As I walked away, I found it strange that the diabetes potion looked exactly like the sexual appetite potion.
There were so many school children buzzing around that sometimes I couldn’t get to the front of the stall to see what was going on. It was as if they didn’t understand that I had a Very Important Blog Post to write.
After an hour and a half, I couldn’t learn any more about animal husbandry, crop diseases, and the various varieties of peanuts Uganda exports. It was time to find the amusement area, which wasn’t hard once I started following the bad house music (bad house music is huge in Africa). The amusement area covered maybe 25% of the park, but there were just as many kids there as in the rest of the park.
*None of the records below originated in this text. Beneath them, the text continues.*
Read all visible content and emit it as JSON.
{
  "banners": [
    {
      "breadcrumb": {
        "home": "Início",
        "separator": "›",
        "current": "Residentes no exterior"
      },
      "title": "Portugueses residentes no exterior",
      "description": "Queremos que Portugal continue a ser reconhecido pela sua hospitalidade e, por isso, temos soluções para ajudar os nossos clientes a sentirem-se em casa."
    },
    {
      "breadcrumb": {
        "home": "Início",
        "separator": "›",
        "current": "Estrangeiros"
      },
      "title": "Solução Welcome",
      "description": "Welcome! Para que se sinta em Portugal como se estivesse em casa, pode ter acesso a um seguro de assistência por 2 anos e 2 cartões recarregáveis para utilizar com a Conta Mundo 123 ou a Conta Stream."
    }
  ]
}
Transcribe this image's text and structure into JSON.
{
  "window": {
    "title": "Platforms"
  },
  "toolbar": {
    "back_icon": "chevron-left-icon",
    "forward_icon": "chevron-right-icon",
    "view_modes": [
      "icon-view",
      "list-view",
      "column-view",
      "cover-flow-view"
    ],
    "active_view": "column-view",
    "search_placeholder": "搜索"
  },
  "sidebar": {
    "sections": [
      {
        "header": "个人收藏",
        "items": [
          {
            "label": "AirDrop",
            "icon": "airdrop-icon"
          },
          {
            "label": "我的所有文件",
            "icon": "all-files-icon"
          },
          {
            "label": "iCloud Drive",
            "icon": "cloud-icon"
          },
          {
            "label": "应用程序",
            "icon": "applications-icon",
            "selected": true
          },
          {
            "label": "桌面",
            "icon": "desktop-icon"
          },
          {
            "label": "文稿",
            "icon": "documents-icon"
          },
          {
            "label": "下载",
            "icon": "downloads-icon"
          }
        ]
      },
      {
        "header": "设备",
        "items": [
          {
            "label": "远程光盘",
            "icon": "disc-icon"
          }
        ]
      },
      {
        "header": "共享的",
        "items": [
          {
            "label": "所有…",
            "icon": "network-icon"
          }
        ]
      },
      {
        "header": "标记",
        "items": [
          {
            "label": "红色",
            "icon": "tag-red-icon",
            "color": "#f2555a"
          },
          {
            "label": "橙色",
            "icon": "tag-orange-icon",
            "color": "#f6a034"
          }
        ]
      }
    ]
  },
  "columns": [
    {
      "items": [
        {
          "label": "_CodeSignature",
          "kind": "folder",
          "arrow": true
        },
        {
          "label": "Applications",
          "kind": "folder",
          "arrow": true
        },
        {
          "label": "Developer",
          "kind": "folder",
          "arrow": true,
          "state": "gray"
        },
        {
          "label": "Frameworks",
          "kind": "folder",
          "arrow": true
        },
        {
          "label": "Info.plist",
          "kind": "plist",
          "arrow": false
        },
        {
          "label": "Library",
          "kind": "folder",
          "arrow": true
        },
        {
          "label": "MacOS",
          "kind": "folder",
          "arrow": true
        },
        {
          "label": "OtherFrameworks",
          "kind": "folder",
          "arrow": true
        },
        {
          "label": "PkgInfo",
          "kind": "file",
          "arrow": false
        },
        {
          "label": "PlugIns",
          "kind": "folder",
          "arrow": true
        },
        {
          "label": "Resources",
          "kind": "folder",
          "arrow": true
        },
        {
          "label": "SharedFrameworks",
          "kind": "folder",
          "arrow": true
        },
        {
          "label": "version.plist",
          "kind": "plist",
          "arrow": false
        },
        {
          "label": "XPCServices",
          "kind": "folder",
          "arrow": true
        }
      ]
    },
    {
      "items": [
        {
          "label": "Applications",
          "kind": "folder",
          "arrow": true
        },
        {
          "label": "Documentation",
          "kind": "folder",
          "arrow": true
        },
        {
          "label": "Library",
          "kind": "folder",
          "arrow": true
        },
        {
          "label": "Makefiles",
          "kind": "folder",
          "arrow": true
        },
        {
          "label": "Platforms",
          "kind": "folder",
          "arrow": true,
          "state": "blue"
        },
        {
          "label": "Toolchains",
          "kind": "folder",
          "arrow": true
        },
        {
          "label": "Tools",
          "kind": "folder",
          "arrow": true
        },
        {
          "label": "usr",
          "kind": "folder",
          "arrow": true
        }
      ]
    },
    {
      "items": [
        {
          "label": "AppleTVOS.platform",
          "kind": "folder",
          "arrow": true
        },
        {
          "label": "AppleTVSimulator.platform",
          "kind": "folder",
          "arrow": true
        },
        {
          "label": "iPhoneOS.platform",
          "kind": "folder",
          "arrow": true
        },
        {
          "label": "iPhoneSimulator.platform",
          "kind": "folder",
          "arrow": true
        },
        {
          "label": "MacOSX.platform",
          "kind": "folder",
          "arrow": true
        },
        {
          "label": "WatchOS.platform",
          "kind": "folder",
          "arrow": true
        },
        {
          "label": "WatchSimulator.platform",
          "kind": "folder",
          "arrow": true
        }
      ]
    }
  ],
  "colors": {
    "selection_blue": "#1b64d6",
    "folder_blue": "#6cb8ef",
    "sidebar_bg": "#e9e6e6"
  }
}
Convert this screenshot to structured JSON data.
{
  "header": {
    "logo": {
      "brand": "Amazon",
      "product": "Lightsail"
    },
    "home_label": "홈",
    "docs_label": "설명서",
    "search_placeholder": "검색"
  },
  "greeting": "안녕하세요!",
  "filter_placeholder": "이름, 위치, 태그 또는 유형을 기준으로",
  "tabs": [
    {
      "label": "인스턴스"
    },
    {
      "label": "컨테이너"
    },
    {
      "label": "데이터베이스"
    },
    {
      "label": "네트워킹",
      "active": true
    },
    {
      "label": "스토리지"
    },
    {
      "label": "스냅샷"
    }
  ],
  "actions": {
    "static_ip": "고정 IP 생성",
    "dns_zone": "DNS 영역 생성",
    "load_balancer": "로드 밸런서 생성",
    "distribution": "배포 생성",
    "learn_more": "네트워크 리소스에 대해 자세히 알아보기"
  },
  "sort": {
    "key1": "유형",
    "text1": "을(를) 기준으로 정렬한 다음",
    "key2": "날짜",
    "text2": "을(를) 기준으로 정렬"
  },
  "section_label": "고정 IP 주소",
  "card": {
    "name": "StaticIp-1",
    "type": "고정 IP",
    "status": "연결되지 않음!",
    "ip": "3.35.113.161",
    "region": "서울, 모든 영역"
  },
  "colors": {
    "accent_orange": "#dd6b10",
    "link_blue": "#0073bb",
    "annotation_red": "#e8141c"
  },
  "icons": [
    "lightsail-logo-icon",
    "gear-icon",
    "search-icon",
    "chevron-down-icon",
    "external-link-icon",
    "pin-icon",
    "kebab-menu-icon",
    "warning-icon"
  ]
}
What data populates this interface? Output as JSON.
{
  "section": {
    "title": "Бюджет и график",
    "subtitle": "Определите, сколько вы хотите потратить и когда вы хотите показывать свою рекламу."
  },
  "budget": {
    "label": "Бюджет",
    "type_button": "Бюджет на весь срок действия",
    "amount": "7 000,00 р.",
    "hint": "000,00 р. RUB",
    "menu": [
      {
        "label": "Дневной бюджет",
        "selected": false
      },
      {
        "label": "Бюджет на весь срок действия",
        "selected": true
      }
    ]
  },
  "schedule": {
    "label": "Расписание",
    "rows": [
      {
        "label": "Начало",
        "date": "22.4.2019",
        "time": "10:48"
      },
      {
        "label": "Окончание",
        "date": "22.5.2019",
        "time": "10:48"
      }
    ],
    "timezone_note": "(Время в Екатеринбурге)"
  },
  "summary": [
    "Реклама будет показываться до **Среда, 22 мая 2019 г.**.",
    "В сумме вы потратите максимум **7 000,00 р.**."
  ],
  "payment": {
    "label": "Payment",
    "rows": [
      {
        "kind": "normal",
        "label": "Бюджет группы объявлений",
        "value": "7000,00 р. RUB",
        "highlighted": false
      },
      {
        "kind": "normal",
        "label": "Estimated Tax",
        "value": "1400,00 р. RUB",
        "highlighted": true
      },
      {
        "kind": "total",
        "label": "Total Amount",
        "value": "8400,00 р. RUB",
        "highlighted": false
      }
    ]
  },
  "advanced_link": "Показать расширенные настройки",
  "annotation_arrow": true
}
The rides were unsafe. They did not have the facade of danger, as good park rides have; they were actually dangerous. One game involved kids standing on a shaky wooden platform that hovered over two motorcyclists spinning their bikes around in a small vertical tube. Another game involved a circular swing that lifted kids high up into the air and spun them around a center pole. The swings were held to the center piece by single rusted chains.
The food was not fair food. Uganda does not have fair food. The “fair food” was food you can buy on the street, anywhere: chapatis, fried doughs, soda, candy, goat meat on a stick, chicken on a stick, sausage on a stick. No funnel cakes, no cotton candy, no deep-fried Snickers. Hundreds of Ugandan children are being deprived of proper fair food. There are no NGOs addressing this issue.
None of this seemed to bother any of the kids. They seemed content to eat fried foods and ignore all of the agriculturalists trying to save the world.